According to the source code comments in [`src/model/llm.ts`](https://github.com/virattt/dexter/blob/main/src/model/llm.ts) at lines 217-218, Dexter achieves approximately **90% savings** on prompt tokens when `cache_control` is enabled. This occurs because the often-large system prompt (containing tool descriptions and skill metadata) is only sent once and then cached, while subsequent calls only transmit dynamic user input.

### Is `cache_control` automatically applied to all prompts in Dexter?

No, `cache_control` is specifically applied only to the **system prompt** in Dexter's Anthropic integration.

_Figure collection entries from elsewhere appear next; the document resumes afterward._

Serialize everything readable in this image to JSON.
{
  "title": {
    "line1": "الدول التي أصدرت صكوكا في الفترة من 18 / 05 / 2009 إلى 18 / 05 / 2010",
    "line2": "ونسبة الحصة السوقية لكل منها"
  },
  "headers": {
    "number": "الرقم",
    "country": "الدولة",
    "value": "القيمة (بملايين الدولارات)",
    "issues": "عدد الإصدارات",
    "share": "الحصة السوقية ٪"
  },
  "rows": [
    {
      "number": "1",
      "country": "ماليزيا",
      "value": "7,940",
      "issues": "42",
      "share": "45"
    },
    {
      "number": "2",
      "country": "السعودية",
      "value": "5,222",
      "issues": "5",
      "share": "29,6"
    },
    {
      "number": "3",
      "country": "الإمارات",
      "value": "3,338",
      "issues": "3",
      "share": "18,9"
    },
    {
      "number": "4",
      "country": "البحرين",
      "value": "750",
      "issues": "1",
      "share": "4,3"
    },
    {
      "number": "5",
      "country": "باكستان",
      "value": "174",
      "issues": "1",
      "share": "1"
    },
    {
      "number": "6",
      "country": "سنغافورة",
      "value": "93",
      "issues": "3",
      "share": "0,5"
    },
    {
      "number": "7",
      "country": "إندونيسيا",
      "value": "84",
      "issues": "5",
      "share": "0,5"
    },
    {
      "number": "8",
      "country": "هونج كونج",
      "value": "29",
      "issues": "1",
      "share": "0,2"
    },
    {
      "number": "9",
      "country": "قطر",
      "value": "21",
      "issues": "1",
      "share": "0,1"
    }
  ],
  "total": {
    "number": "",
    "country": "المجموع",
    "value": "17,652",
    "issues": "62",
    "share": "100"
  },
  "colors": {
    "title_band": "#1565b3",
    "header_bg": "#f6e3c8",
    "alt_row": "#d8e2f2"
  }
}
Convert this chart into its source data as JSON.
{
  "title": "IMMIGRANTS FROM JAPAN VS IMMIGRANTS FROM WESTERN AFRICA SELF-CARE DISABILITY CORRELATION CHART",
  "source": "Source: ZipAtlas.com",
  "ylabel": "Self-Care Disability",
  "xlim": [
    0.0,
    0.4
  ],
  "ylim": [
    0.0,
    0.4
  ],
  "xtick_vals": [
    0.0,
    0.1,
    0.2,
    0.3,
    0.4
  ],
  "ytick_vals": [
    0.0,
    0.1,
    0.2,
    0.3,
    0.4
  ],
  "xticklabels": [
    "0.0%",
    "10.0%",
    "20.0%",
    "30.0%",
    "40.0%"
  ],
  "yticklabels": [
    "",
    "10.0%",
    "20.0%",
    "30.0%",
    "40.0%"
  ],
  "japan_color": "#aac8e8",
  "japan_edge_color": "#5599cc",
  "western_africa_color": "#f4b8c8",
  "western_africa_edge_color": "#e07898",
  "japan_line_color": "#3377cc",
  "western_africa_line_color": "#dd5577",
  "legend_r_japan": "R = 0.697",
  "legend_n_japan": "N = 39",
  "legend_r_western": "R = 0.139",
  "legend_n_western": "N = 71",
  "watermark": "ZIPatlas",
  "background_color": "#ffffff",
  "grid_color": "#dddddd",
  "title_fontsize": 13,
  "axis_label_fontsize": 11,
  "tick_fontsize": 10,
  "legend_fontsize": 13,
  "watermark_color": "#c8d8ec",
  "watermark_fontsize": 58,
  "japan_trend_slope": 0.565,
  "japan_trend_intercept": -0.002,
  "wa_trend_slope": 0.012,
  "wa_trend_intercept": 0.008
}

The implementation in [`src/model/llm.ts`](https://github.com/virattt/dexter/blob/main/src/model/llm.ts) deliberately adds the `cache_control` field only to the system message object, while user messages and tool results are transmitted as normal dynamic content without caching directives.

### Does using `cache_control` affect the accuracy of Dexter's agent responses?

No, using `cache_control` does not affect response accuracy. The cached system prompt contains static instructions, tool definitions, and skill metadata that remain constant across iterations. Dexter still transmits dynamic content—including user queries and accumulated tool results—to maintain full conversational context. The architecture follows Anthropic's recommended patterns for cache management while preserving the agent's ability to reason across multi-turn interactions.